Le virage numérique des hôpitaux américains a-t-il du plomb dans l'aile ?

Washington, le mercredi 12 novembre 2014 – Parmi les raisons qui ont favorisé la défaite des démocrates la semaine dernière lors des élections de mi-mandat, la réforme du système de santé voulue par Barack Obama tient sans doute une large place. Depuis sa mise en œuvre, les critiques ont en effet été nombreuses contre un système qui bouscule nombre de principes auxquels sont attachés une grande partie des Américains. Cependant, pour contrebalancer les controverses autour du lancement de ce nouveau dispositif (lancement marqué qui plus est par une série de couacs informatiques), l’administration Obama pouvait mettre en avant les bons résultats de sa politique numérique dans les établissements hospitaliers.

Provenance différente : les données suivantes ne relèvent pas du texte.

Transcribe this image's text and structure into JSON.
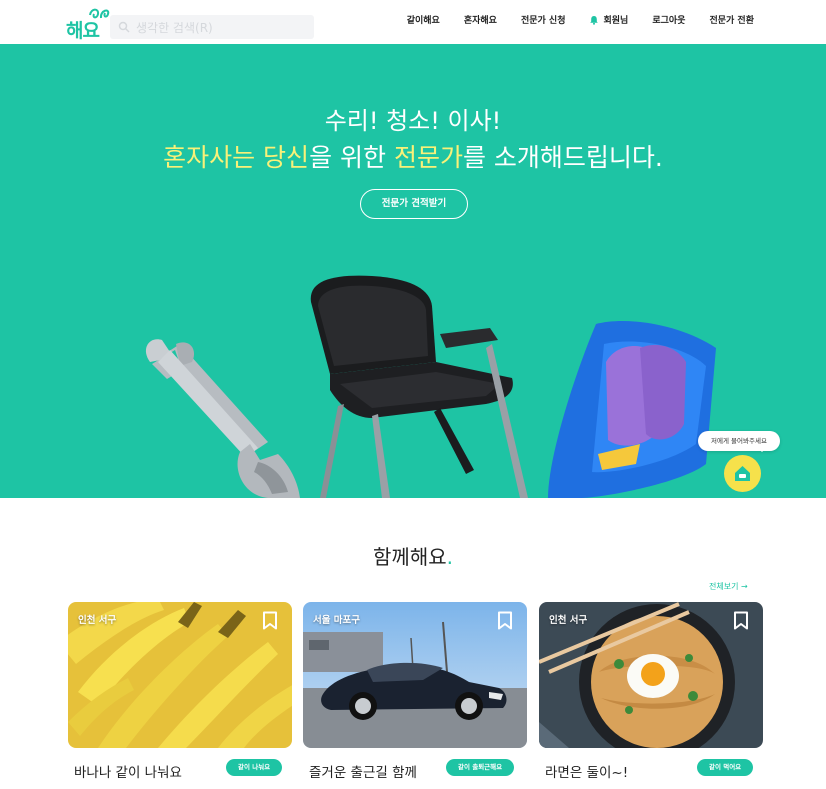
{
  "header": {
    "logo": "해요",
    "search_placeholder": "생각한 검색(R)",
    "nav": [
      {
        "label": "같이해요"
      },
      {
        "label": "혼자해요"
      },
      {
        "label": "전문가 신청"
      },
      {
        "label": "회원님",
        "icon": "bell-icon"
      },
      {
        "label": "로그아웃"
      },
      {
        "label": "전문가 전환"
      }
    ]
  },
  "hero": {
    "line1": "수리! 청소! 이사!",
    "line2_parts": [
      "혼자사는 당신",
      "을 위한 ",
      "전문가",
      "를 소개해드립니다."
    ],
    "cta": "전문가 견적받기",
    "chat_bubble": "저에게 물어봐주세요",
    "chat_icon": "house-chat-icon",
    "colors": {
      "background": "#1ec4a4",
      "highlight": "#f9f178"
    }
  },
  "section": {
    "title": "함께해요",
    "title_dot": ".",
    "see_all": "전체보기 →"
  },
  "cards": [
    {
      "location": "인천 서구",
      "title": "바나나 같이 나눠요",
      "button": "같이 나눠요",
      "image": "bananas"
    },
    {
      "location": "서울 마포구",
      "title": "즐거운 출근길 함께",
      "button": "같이 출퇴근해요",
      "image": "car"
    },
    {
      "location": "인천 서구",
      "title": "라면은 둘이~!",
      "button": "같이 먹어요",
      "image": "ramen"
    }
  ]
}
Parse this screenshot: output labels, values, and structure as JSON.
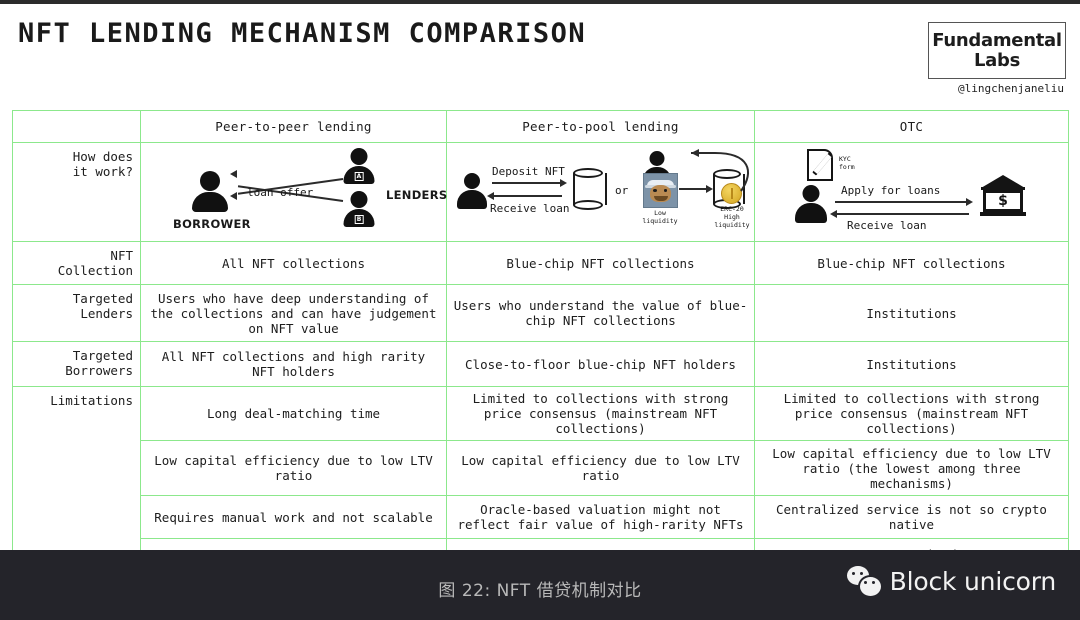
{
  "header": {
    "title": "NFT LENDING MECHANISM COMPARISON",
    "logo_line1": "Fundamental",
    "logo_line2": "Labs",
    "handle": "@lingchenjaneliu"
  },
  "colors": {
    "green": "#7ce07c",
    "border_green": "#8ce88c",
    "text": "#1d1d1d",
    "footer_bg": "#24242a"
  },
  "table": {
    "columns": [
      "",
      "Peer-to-peer lending",
      "Peer-to-pool lending",
      "OTC"
    ],
    "row_labels": {
      "how": "How does\nit work?",
      "how_l1": "How does",
      "how_l2": "it work?",
      "nft_collection_l1": "NFT",
      "nft_collection_l2": "Collection",
      "targeted_lenders_l1": "Targeted",
      "targeted_lenders_l2": "Lenders",
      "targeted_borrowers_l1": "Targeted",
      "targeted_borrowers_l2": "Borrowers",
      "limitations": "Limitations"
    },
    "rows": [
      {
        "label": "NFT Collection",
        "cells": [
          "All NFT collections",
          "Blue-chip NFT collections",
          "Blue-chip NFT collections"
        ]
      },
      {
        "label": "Targeted Lenders",
        "cells": [
          "Users who have deep understanding of the collections and can have judgement on NFT value",
          "Users who understand the value of blue-chip NFT collections",
          "Institutions"
        ]
      },
      {
        "label": "Targeted Borrowers",
        "cells": [
          "All NFT collections and high rarity NFT holders",
          "Close-to-floor blue-chip NFT holders",
          "Institutions"
        ]
      }
    ],
    "limitations": [
      {
        "cells": [
          "Long deal-matching time",
          "Limited to collections with strong price consensus (mainstream NFT collections)",
          "Limited to collections with strong price consensus (mainstream NFT collections)"
        ]
      },
      {
        "cells": [
          "Low capital efficiency due to low LTV ratio",
          "Low capital efficiency due to low LTV ratio",
          "Low capital efficiency due to low LTV ratio (the lowest among three mechanisms)"
        ]
      },
      {
        "cells": [
          "Requires manual work and not scalable",
          "Oracle-based valuation might not reflect fair value of high-rarity NFTs",
          "Centralized service is not so crypto native"
        ]
      },
      {
        "cells": [
          "/",
          "/",
          "KYC required"
        ]
      }
    ]
  },
  "diagrams": {
    "p2p": {
      "borrower_label": "BORROWER",
      "lenders_label": "LENDERS",
      "arrow_label": "loan offer",
      "lender_a": "A",
      "lender_b": "B"
    },
    "p2pool": {
      "deposit_label": "Deposit NFT",
      "receive_label": "Receive loan",
      "or_label": "or",
      "nft_label_l1": "Low",
      "nft_label_l2": "liquidity",
      "token_label_l1": "ERC-20",
      "token_label_l2": "High",
      "token_label_l3": "liquidity"
    },
    "otc": {
      "kyc_l1": "KYC",
      "kyc_l2": "form",
      "apply_label": "Apply for loans",
      "receive_label": "Receive loan",
      "bank_symbol": "$"
    }
  },
  "footer": {
    "caption": "图 22: NFT 借贷机制对比",
    "brand": "Block unicorn"
  }
}
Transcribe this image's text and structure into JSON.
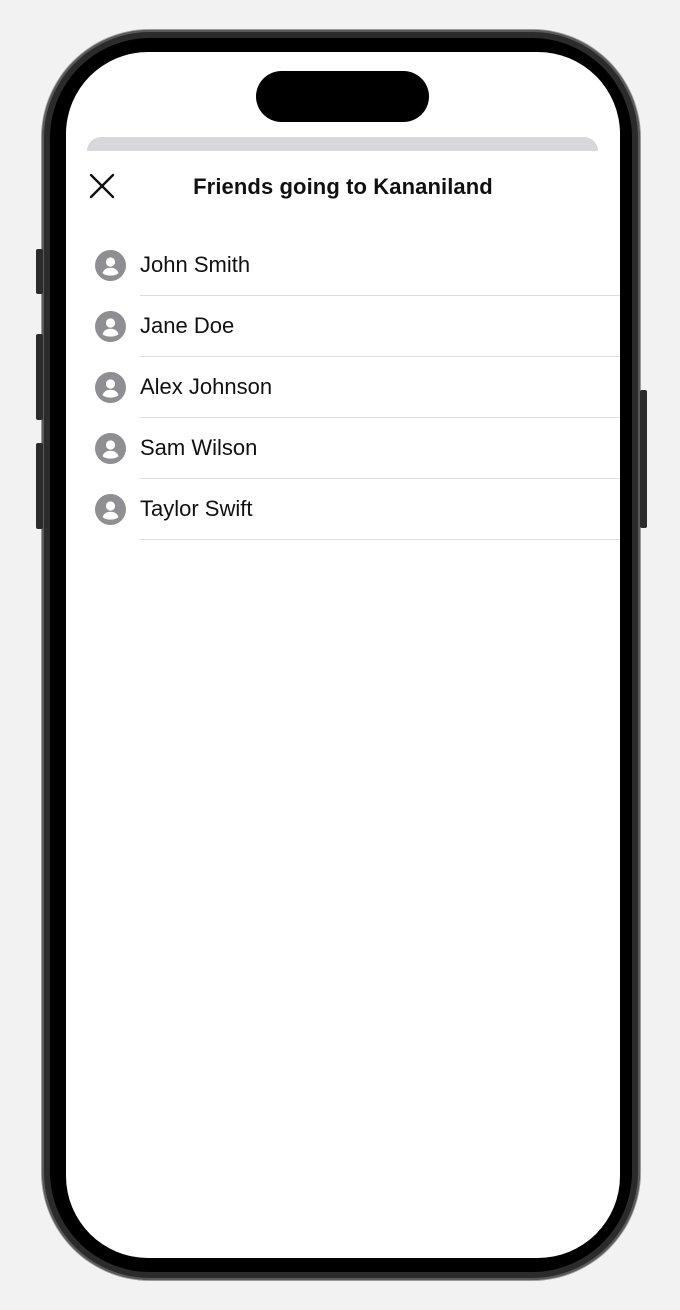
{
  "sheet": {
    "title": "Friends going to Kananiland",
    "close_icon": "close-icon"
  },
  "friends": [
    {
      "name": "John Smith",
      "icon": "person-circle-icon"
    },
    {
      "name": "Jane Doe",
      "icon": "person-circle-icon"
    },
    {
      "name": "Alex Johnson",
      "icon": "person-circle-icon"
    },
    {
      "name": "Sam Wilson",
      "icon": "person-circle-icon"
    },
    {
      "name": "Taylor Swift",
      "icon": "person-circle-icon"
    }
  ],
  "colors": {
    "avatar": "#8e8e93",
    "separator": "#dedede",
    "text": "#111111",
    "background": "#ffffff"
  }
}
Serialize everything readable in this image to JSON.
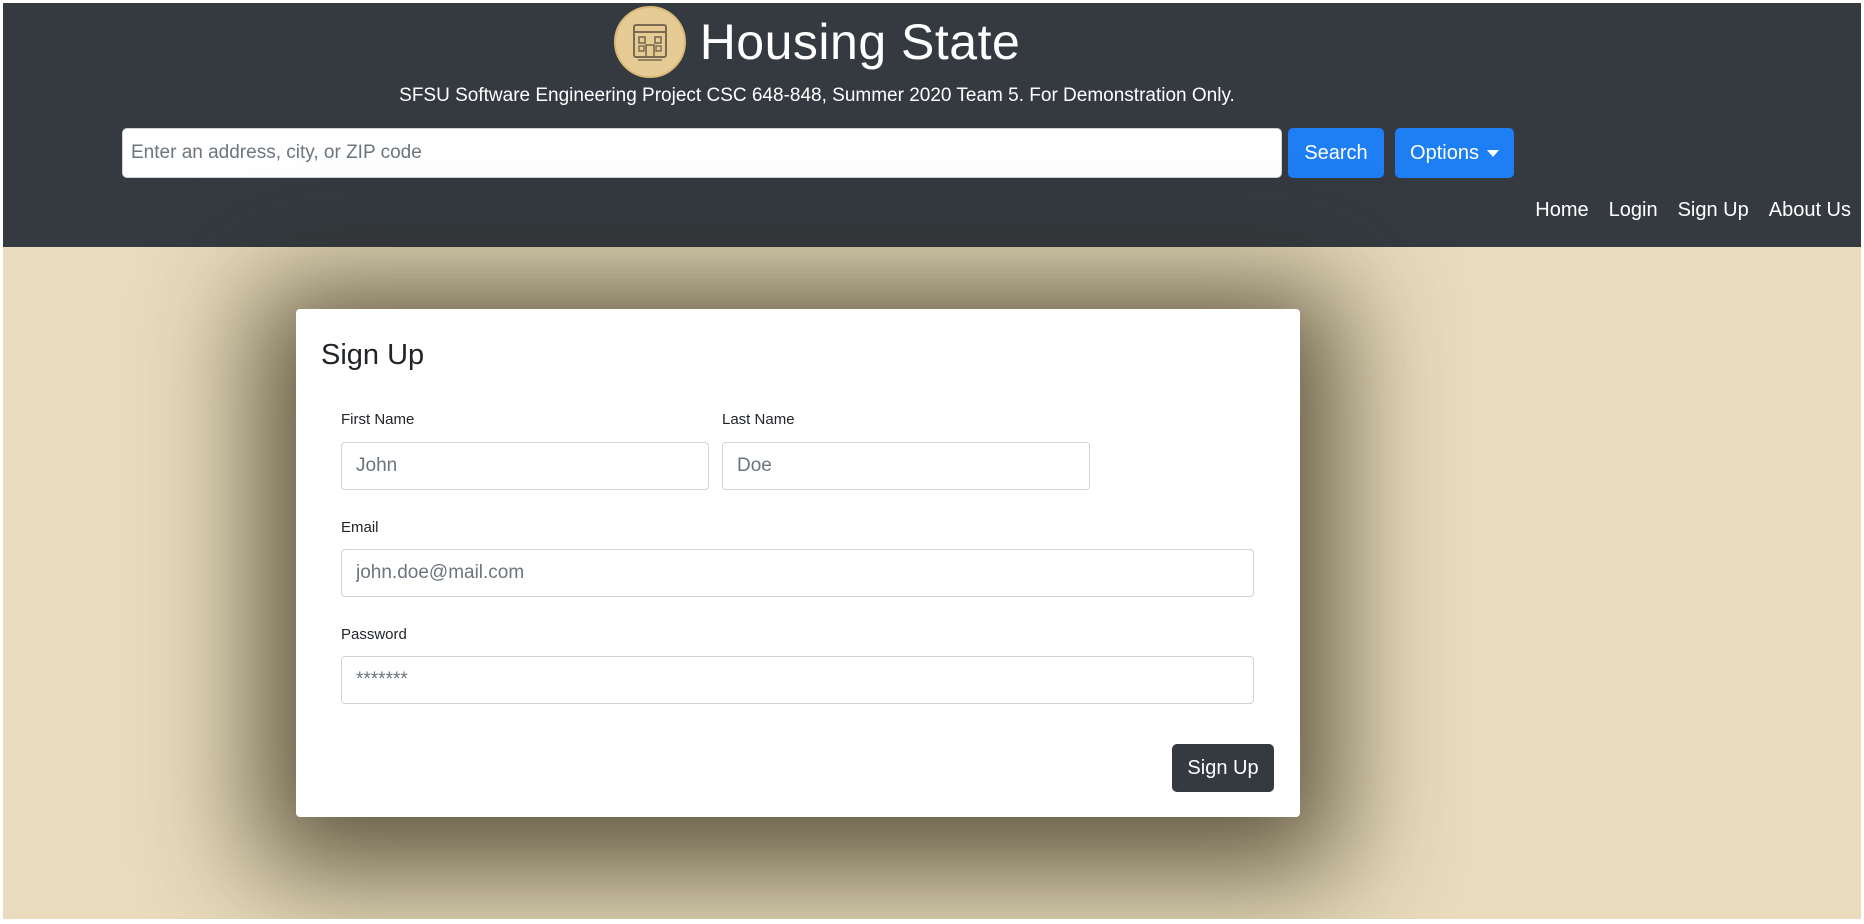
{
  "site": {
    "title": "Housing State",
    "tagline": "SFSU Software Engineering Project CSC 648-848, Summer 2020 Team 5. For Demonstration Only."
  },
  "search": {
    "placeholder": "Enter an address, city, or ZIP code",
    "search_label": "Search",
    "options_label": "Options"
  },
  "nav": {
    "home": "Home",
    "login": "Login",
    "signup": "Sign Up",
    "about": "About Us"
  },
  "form": {
    "title": "Sign Up",
    "first_name_label": "First Name",
    "first_name_placeholder": "John",
    "last_name_label": "Last Name",
    "last_name_placeholder": "Doe",
    "email_label": "Email",
    "email_placeholder": "john.doe@mail.com",
    "password_label": "Password",
    "password_placeholder": "*******",
    "submit_label": "Sign Up"
  },
  "icons": {
    "logo": "house-logo-icon",
    "options_caret": "caret-down-icon"
  },
  "colors": {
    "header_bg": "#343a40",
    "page_bg": "#e8dcbc",
    "primary": "#1e7ff5",
    "submit_bg": "#343a40",
    "logo_bg": "#e6cc94"
  }
}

Dans un pays très longtemps frileux dans ce domaine, échaudé notamment par plusieurs scandales confirmant de grandes failles dans les systèmes de sécurité, le Health  Information Technology for Economic and Clinical Health (HITECH) a permis d’engager un profond changement dans les établissements de santé du pays. Il faut dire que tous les arguments ont été avancés pour convaincre les hôpitaux de la nécessité de s’informatiser. Les sociétés savantes ont uni leurs voix pour réaffirmer le caractère essentiel de cette évolution, le think tank Rand Corporation s’est fendu d’une enquête concluant que l’informatisation des dossiers médicaux permettrait de réaliser 81 milliards de dollars d’économie chaque année et surtout des primes très alléchantes ont été mises en place pour inciter les hôpitaux. Ainsi, entre 2008 et 2013, le nombre de médecins utilisant l’informatique pour renseigner les dossiers de leurs patients est passé de 17 % à 50 %, tandis que le numérique qui n’était utilisé que dans 9 % des établissements de santé est désormais présent dans 80 % d’entre eux.

Désenchantement unanime

Ces chiffres ne constitueraient cependant qu’un trompe l’œil. De programme incitatif, HITECH va en effet se muer l’année prochaine en dispositif contraignant. Professionnels de santé et hôpitaux qui continueront à bouder les nouvelles technologies seront en effet assujettis à une taxe. Or cette dernière risque de s’imposer très largement. En effet, si le virage numérique est bien amorcé, rares sont les établissements de santé à satisfaire parfaitement les critères très stricts du programme HITECH. Ainsi, au mois de septembre, on ne comptait que 17 % des hôpitaux remplissant parfaitement tous les objectifs du niveau deux de ce plan de développement.

Le désenchantement est très marqué et touche tous les acteurs. Du côté des éditeurs de logiciels, beaucoup ont renoncé au secteur de la santé, éprouvés par le caractère drastique de normes réglementaires toujours plus nombreuses. Chez les professionnels de santé, on s’irrite de la perte de temps que représente l’utilisation des dossiers médicaux. Les hôpitaux pour leur part regrettent l’absence d’interopérabilité. Enfin, du côté des économistes de la santé on se montre désormais beaucoup moins enthousiastes et persuadés que le système permettra de réaliser des économies. Aussi, des voix s’élèvent aujourd’hui pour recommander un assouplissement du programme, afin que les taxes ne pleuvent pas sur les professionnels et les hôpitaux. C’est notamment la principale préconisation de l’American Medical Association dans un récent rapport. Afin que sur ce terrain là au moins, la fin du second mandat de Barack Obama ne soit pas marquée par une terne désillusion.